12/3/2020
Synthetic data can be generated easily, like this:
# specify cart and alter predictor matrix
cart <- rep("cart", ncol(dat))
names(cart) <- colnames(dat)
cart['bmi'] <- "~I(wgt / (hgt/100)^2)"
pred <- make.predictorMatrix(dat)
pred[c("wgt", "hgt"), "bmi"] <- 0
syns <- dat %>% mice(m = 5,
method = cart,
predictorMatrix = pred,
where = matrix(TRUE, nrow(dat), ncol(dat)),
print = F,
seed = 123)
On the right, there is a plot of the distribution of age, with the actually observed data in red, and the synthetic data averaged over the five imputation rounds in blue.
To make correct inferences from the synthetic data, we need to use the correct estimators. For instance, we could have
\[ \begin{align} \bar{q}_m &= \frac{1}{m}\sum^m_{i=1} q^{(i)}, \\ b_m &= \sum^m_{i = 1} \frac{(q^{(i)} - \bar{q}_m)^2}{m-1}, \end{align} \]
\[ \begin{align} \bar{u}_m &= \frac{1}{m} \sum^m_{i = 1} u^{(i)}, \\ T_f &= (1 + \frac{1}{m})b_m - \bar{u}_m, \end{align} \]

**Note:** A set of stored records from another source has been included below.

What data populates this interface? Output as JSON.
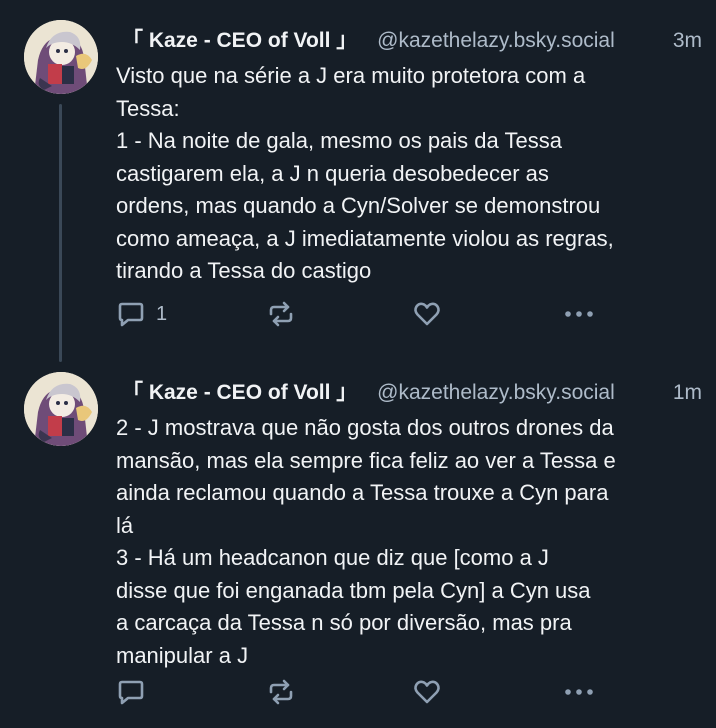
{
  "posts": [
    {
      "author": {
        "display_name": "「 Kaze - CEO of Voll 」",
        "handle": "@kazethelazy.bsky.social"
      },
      "timestamp": "3m",
      "body_lines": [
        "Visto que na série a J era muito protetora com a",
        "Tessa:",
        "1 - Na noite de gala, mesmo os pais da Tessa",
        "castigarem ela, a J n queria desobedecer as",
        "ordens, mas quando a Cyn/Solver se demonstrou",
        "como ameaça, a J imediatamente violou as regras,",
        "tirando a Tessa do castigo"
      ],
      "actions": {
        "reply_count": "1",
        "reply_icon": "speech-bubble-icon",
        "repost_icon": "repost-arrows-icon",
        "like_icon": "heart-icon",
        "more_icon": "ellipsis-icon"
      }
    },
    {
      "author": {
        "display_name": "「 Kaze - CEO of Voll 」",
        "handle": "@kazethelazy.bsky.social"
      },
      "timestamp": "1m",
      "body_lines": [
        "2 - J mostrava que não gosta dos outros drones da",
        "mansão, mas ela sempre fica feliz ao ver a Tessa e",
        "ainda reclamou quando a Tessa trouxe a Cyn para",
        "lá",
        "3 - Há um headcanon que diz que [como a J",
        "disse que foi enganada tbm pela Cyn] a Cyn usa",
        "a carcaça da Tessa n só por diversão, mas pra",
        "manipular a J"
      ],
      "actions": {
        "reply_count": "",
        "reply_icon": "speech-bubble-icon",
        "repost_icon": "repost-arrows-icon",
        "like_icon": "heart-icon",
        "more_icon": "ellipsis-icon"
      }
    }
  ],
  "colors": {
    "background": "#161e27",
    "text_primary": "#f1f3f5",
    "text_secondary": "#aebbc9",
    "icon": "#8fa0b3",
    "thread_line": "#3a4857"
  }
}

with \(\bar{q}_m\) the mean of the estimates, \(b_m\) the between-variability, \(\bar{u}_m\) the within data variability, \(u^{(i)}\) the within-variance and \(T_f\) the total variance of the estimate, as proposed by Raghunathan, Reiter, & Rubin (2003).
Raghunathan, T. E., Reiter, J. P., & Rubin, D. B. (2003). Multiple imputation for statistical disclosure limitation. Journal of Official Statistics, 19(1), 1.